Vincent Burke

Vincent P. Burke was born in St. Jacques, Newfoundland on Aug. 3, 1878. He was educated in St. John's at St. Bonaventure's College and at Columbia University, and was one of the first Newfoundlanders to be a licensed superintendent of schools in New York.

At the age of 19 he became principal of the high school in Torbay.

Appointed superintendent of Roman Catholic Schools in 1899, and deputy minister of education in 1920, Dr. Burke visited many schools around the island and was made aware of the urgent need to have better-trained teachers. In a report written in 1921 when he was deputy minister of education, he says: "Until we get more trained supervisors or helping teachers if you will, to visit our schools more frequently and to advise and help the teacher, the children of the people will not be given the educational help and service to which they are justly and rightly entitled."

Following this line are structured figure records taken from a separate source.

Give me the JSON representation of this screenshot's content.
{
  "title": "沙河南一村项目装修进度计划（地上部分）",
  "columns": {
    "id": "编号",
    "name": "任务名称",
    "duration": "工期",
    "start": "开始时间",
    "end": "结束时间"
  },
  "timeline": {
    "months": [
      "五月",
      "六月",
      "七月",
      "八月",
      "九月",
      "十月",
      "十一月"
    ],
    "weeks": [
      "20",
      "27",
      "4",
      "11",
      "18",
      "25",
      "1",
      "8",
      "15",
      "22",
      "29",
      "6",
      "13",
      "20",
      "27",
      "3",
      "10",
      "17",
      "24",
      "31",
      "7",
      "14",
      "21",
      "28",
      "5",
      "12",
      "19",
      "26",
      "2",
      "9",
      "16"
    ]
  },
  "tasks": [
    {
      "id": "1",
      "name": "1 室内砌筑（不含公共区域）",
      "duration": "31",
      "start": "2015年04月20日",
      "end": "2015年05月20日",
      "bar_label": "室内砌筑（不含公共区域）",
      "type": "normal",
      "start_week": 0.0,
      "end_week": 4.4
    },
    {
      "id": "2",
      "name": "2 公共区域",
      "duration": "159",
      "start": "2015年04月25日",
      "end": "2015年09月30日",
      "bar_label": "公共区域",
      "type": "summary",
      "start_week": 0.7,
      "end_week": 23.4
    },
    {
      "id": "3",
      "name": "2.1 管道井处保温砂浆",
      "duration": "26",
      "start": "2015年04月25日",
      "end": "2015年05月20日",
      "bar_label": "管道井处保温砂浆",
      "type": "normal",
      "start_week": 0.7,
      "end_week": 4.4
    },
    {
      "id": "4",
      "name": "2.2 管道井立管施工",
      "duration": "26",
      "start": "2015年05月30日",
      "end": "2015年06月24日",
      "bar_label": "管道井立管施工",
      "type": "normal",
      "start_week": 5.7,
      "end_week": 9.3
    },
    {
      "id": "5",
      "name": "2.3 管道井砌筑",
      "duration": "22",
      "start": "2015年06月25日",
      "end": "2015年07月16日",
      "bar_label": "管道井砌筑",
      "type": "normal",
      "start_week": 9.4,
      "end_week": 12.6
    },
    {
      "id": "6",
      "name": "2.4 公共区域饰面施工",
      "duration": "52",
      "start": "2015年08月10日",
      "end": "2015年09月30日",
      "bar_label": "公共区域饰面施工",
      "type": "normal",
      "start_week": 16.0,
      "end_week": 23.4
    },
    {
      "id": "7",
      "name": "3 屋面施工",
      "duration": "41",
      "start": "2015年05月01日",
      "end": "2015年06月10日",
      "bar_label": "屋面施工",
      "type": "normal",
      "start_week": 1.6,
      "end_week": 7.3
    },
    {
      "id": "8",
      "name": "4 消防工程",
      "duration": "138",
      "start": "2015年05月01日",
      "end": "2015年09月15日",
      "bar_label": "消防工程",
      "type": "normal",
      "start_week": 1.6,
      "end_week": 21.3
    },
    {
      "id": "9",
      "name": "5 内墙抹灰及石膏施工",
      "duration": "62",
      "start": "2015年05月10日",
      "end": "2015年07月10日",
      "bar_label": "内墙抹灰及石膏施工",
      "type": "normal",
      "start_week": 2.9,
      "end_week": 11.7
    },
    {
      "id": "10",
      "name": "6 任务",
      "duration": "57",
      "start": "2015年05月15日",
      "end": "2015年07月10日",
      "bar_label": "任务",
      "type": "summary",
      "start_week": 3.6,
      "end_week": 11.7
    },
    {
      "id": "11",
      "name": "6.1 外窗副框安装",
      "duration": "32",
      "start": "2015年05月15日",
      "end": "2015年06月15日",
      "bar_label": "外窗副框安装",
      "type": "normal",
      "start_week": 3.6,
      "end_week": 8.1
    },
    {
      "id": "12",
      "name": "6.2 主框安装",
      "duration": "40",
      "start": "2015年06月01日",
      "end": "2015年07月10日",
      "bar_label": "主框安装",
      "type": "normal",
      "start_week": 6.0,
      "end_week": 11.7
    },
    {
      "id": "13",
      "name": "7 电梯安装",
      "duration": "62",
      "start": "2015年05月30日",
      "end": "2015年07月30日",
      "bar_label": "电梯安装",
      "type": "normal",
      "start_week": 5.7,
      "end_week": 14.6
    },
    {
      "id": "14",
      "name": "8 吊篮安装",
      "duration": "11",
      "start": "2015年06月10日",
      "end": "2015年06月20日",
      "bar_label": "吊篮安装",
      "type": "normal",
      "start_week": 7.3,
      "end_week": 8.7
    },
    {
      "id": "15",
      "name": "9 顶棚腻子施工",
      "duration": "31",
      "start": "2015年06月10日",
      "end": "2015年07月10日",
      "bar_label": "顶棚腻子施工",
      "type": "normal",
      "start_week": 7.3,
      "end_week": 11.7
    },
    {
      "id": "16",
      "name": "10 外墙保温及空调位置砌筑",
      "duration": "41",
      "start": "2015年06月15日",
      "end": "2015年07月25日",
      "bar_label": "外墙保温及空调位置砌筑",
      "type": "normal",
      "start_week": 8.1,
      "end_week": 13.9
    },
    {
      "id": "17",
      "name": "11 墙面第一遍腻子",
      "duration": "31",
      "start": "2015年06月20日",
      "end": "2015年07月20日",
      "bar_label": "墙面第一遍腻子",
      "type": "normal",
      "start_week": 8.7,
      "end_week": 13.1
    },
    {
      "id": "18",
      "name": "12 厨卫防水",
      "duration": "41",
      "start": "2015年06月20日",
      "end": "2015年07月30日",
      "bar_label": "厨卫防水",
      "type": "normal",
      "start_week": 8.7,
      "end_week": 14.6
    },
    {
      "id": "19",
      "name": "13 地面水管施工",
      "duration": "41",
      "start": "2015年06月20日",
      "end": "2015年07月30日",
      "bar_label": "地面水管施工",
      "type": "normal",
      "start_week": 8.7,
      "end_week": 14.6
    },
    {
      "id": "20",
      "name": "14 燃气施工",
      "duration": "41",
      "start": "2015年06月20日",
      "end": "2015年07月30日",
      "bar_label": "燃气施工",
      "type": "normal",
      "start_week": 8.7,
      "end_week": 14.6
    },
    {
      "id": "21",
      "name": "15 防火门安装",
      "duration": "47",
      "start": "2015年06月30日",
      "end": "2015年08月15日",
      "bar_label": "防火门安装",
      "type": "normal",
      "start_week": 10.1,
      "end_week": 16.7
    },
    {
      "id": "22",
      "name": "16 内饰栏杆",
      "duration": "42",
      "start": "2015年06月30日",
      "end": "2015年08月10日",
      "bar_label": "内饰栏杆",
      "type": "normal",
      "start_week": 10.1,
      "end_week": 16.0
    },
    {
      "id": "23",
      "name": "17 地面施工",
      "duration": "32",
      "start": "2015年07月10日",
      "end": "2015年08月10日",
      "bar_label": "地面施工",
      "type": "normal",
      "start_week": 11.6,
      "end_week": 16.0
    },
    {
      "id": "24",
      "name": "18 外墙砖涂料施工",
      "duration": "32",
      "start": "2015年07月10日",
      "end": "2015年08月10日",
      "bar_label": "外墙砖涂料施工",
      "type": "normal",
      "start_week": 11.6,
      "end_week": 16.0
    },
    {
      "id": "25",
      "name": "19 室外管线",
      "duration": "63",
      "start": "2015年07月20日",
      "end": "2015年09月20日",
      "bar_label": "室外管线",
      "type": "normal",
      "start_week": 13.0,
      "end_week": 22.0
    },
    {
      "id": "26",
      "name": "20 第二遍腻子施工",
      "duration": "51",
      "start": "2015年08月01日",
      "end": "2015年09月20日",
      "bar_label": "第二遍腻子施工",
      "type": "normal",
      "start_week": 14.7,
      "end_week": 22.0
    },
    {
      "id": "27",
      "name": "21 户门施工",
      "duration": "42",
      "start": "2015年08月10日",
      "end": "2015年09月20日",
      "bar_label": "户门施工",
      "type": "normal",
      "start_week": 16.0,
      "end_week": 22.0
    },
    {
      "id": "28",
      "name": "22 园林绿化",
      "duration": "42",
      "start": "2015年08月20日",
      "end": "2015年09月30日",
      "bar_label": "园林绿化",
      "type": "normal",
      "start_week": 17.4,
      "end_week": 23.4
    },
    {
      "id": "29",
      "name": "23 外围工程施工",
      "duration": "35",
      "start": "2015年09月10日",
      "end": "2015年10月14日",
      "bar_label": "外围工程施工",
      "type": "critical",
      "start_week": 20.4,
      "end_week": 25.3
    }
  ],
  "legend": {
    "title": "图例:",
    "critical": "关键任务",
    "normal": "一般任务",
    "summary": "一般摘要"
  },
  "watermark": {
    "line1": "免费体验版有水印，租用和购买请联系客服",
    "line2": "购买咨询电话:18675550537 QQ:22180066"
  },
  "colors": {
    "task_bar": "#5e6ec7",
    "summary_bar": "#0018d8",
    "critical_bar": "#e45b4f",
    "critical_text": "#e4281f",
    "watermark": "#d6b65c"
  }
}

He enjoyed visiting the schools and encouraged young people to go to university. He often approached his friends and city businessmen for donations to help further the education of some child he felt deserved it. 

One woman, recalling how impressed the children were when Dr. Burke was to visit the school, said, "We would be looking forward to it for days. The children would be drilled and the school tidied in preparation for the event. When he came we were so surprised he was a rumpled-looking man who really loved telling stories – not at all the dour official we'd been expecting!"

Dr. Burke had the reputation of being forgetful about details and would sometimes show up on stage at a meeting wearing odd socks. It was traditional that on the day "The Inspector" visited a school, the children would be given a half-day holiday – Dr. Burke would invariably make his goodbyes and leave the classroom without announcing the holiday. Then he would come dashing back, stick his head in the door and say, "Oh, by the way, you can all have this afternoon off."

He worked hard towards setting up Memorial University College, and it was he who was instrumental in getting a grant of $300,000 from the Carnegie Corporation of America for the fledgling college. He was convenor of the first board of governors in 1925 and chairman from 1936 to 1951. At the time of his death in 1953 he was the last surviving member of the original trustees.

Dr. A.C. Hunter, a long-time colleague and friend, said of him,"Memorial University College is a monument to qualities of mind and character possessed by Vincent Patrick Burke, to his enthusiasm, patience, perseverance and, above all, vision and imagination. Most people were still only beginning to accept the notion of a junior college when he was already thinking in terms of a university."

A bronze bust of Dr. Burke is on display in the lobby of the Arts and Administration Building, St. John's campus.